# Hot Smoking Mackerel...I'm not getting enough smoke coloring.  What am I doing wrong?



## darthtrader (Dec 31, 2010)

I've been hot smoking mackerel at 170ºF for two hours on a Masterbuilt Vertical Gas Smoker, replenishing the wood halfway through.  I get a nice smoke flavor, but sometimes I don't get any smoke coloring at all like I would when smoking on a WSM.  What could I possibly be doing wrong?  

Thanks in advance, guys.


----------



## mballi3011 (Dec 31, 2010)

Well fish is like red meat sometimes. If it getting the smokey flavor then I wouldn't worry about it.

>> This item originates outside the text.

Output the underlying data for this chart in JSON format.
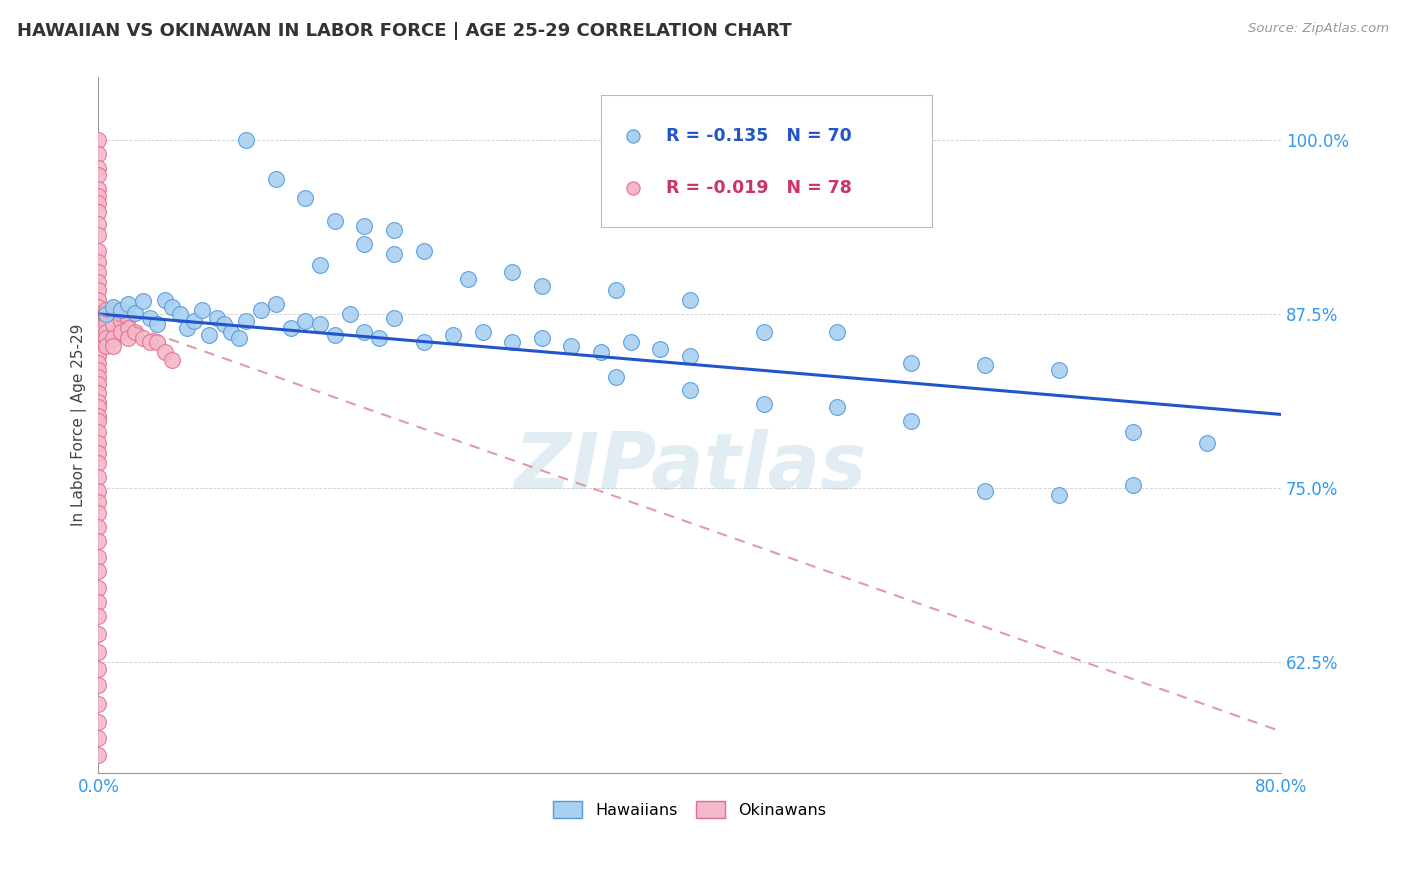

Each piece of meat takes the smoke the way it wants not the way you want it to.


----------



## Bearcarver (Dec 31, 2010)

It has been my experience that it takes longer than two hours to get good color on fish & other things.

Bear


----------



## tjohnson (Dec 31, 2010)

What Bear said.

TJ


----------



## baboy (Dec 31, 2010)

It is also important to let the fish dry in cool air until a tacky film (pellicle) form on it, this allows for better smoke adhesion.


----------



## raptor700 (Jan 2, 2011)

I would do the (above advice) let the fish dry and lower the temp for a longer smoke time.


----------